Joan looked now at the flickering lamplight. At her wall of photographs, at the mattress by the wall. Within the attic’s small windows were a smattering of stars. “Let me—let me think about it. In the meantime, enjoy tonight. It’s your celebration.”
Dina looked at her with lenses alight—lenses alive. She nodded and descended to the dance hall.

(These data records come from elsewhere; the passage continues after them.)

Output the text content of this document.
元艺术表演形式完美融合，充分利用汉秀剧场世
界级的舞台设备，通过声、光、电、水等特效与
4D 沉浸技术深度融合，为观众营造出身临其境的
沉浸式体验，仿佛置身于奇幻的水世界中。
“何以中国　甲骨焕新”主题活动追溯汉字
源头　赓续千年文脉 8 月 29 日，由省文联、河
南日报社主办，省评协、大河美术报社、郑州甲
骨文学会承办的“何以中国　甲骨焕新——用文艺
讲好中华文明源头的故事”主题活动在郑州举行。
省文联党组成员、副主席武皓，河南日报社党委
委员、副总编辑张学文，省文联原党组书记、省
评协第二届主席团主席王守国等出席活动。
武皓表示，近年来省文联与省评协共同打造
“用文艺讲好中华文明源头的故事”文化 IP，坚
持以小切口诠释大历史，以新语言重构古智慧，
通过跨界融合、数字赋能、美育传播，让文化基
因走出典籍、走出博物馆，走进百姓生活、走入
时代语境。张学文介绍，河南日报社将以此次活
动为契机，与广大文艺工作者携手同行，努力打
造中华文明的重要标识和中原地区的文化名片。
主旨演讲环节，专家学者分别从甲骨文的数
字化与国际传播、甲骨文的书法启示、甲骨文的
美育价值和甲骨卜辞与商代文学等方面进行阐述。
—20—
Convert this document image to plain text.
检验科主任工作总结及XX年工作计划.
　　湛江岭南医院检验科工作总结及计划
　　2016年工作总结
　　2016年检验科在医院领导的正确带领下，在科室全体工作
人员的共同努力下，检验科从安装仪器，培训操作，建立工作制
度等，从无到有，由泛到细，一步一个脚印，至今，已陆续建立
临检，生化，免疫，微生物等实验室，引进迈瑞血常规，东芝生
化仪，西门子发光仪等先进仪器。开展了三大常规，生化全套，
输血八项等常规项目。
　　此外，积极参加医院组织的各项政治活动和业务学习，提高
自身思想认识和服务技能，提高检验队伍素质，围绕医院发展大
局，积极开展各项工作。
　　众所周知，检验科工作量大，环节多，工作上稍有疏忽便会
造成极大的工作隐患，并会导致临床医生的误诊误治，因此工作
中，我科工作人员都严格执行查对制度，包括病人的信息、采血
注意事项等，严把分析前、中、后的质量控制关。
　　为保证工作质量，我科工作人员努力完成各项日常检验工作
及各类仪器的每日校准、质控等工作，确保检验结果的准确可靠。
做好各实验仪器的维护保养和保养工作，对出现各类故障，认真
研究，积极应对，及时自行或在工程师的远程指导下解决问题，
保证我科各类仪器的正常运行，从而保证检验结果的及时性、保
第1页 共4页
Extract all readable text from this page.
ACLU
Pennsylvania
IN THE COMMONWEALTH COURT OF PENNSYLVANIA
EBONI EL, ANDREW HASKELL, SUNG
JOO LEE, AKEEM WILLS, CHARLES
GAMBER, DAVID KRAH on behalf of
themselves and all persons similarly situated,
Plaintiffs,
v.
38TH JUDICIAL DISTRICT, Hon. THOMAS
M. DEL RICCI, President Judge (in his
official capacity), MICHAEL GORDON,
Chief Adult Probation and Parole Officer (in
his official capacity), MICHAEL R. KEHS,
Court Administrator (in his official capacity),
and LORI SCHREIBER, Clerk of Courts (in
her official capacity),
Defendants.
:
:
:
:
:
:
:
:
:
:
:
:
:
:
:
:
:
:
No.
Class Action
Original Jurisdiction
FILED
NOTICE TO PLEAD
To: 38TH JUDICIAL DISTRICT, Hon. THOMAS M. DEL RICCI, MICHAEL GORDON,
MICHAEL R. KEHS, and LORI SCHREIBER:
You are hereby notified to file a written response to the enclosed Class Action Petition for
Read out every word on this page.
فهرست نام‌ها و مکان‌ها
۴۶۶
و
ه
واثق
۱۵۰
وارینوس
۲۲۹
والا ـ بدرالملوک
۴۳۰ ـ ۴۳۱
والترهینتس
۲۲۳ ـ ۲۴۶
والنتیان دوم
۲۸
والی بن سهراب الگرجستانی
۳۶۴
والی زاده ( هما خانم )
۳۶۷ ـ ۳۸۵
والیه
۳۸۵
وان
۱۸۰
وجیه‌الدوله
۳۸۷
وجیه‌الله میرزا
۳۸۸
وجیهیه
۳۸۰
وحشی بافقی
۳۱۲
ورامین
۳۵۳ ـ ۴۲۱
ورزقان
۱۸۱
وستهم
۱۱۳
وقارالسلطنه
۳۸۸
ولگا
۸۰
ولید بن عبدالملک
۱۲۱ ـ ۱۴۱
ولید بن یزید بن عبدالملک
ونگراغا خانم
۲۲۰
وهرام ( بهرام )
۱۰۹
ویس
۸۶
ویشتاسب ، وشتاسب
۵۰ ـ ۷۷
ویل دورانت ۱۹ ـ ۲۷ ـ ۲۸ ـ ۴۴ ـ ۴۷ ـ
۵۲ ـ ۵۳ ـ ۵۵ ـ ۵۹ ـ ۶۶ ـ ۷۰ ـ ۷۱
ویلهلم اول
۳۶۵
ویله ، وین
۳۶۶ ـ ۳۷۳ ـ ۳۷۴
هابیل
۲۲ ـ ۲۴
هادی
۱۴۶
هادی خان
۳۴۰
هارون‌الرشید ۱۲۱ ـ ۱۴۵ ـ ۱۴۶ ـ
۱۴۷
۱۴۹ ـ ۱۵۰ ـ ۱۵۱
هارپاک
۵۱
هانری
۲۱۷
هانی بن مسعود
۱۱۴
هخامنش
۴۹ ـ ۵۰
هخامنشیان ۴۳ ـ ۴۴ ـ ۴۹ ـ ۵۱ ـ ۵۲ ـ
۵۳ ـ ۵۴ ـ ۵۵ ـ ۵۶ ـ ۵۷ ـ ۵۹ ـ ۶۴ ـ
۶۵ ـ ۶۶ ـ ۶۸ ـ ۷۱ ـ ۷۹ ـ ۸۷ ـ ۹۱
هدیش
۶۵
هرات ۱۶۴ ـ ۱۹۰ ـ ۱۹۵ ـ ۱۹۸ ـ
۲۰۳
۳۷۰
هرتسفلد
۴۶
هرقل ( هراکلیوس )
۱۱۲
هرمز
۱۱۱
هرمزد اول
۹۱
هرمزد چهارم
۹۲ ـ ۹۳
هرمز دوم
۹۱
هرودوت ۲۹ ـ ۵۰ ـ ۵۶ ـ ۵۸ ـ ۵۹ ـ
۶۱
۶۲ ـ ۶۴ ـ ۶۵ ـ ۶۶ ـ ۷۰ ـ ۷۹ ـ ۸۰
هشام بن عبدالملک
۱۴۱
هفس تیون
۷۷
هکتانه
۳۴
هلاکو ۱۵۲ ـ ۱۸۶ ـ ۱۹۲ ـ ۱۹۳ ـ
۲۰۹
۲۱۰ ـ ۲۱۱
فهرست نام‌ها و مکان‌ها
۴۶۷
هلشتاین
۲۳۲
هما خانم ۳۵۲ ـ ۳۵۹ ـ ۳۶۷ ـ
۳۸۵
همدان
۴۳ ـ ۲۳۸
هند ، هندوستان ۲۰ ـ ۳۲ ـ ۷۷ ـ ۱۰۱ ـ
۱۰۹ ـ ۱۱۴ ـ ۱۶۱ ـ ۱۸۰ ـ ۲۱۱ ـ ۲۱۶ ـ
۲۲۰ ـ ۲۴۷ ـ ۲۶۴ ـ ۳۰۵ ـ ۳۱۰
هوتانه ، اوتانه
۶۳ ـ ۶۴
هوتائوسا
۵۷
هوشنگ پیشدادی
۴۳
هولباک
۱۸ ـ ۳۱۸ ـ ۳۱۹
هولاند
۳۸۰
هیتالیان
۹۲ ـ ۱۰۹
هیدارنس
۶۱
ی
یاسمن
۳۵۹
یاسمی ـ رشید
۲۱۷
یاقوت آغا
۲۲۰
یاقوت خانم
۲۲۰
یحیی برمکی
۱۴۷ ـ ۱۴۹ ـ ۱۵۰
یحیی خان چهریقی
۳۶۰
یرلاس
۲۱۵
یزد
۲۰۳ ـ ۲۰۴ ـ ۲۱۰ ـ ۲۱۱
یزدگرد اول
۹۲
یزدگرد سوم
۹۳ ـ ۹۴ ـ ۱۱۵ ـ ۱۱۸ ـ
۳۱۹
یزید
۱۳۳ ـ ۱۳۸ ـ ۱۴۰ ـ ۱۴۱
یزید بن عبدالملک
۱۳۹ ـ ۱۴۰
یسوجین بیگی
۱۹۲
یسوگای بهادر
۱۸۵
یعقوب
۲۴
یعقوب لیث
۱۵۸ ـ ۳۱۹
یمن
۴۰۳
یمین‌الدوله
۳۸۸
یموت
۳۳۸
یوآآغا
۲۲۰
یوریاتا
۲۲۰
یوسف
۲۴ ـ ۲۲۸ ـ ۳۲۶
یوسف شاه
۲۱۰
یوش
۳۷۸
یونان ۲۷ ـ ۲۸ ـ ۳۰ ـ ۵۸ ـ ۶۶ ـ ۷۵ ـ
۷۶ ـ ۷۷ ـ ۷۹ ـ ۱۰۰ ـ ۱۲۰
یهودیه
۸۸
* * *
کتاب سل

The hall was bathed in a hazy, colorless light. Though Dina did not have nerves as a human did, she could feel that there was warmth. People had entered and mingled. Marvey had set up a bar as a silent, steady watcher. He smiled at her. She tried to smile back, even though it pulled at the rivets of her mouth. Beryl welcomed her and pulled her up to the stage. Together, they made harmonies for the night.
Dina sang. She sang for her maker’s hurting. For Marvey’s. For Beryl’s. For her own. For the aches in her voicebox and coalite core. For the fleeting feelings, those that awoke in her today. For the music itself, which would only be played this way, at this moment, and never this way again. For the sadness of a Sunday turning into a Monday that she may not live to see. For the hope of seeing it, anyway.
She sang, for it was human. It was painful, and it was beautiful.
I first drafted The Gone-Song under some pressure, as a final assignment for a spec-fic creative writing class. I wasn’t going through anything crazy—I was on vacation at Disney World, writing on my phone while waiting in line for rides or taking a sec to sit my tired limbs down. I was inspired by the image of an automaton breaking down (not at Disney World, they wouldn’t allow something so vulnerable), feeling a similar pain humans feel as they age. Bones weather, a voicebox breaks down.
But more overarchingly, The Gone-Song was written during the explosion of generative AI technologies. As an artist, I’m quite staunchly anti-AI, for a number of reasons—most pressingly, for how I believe it bypasses what makes art, art. Art is messiness, fallibility, imperfection, intention: humanity, on display.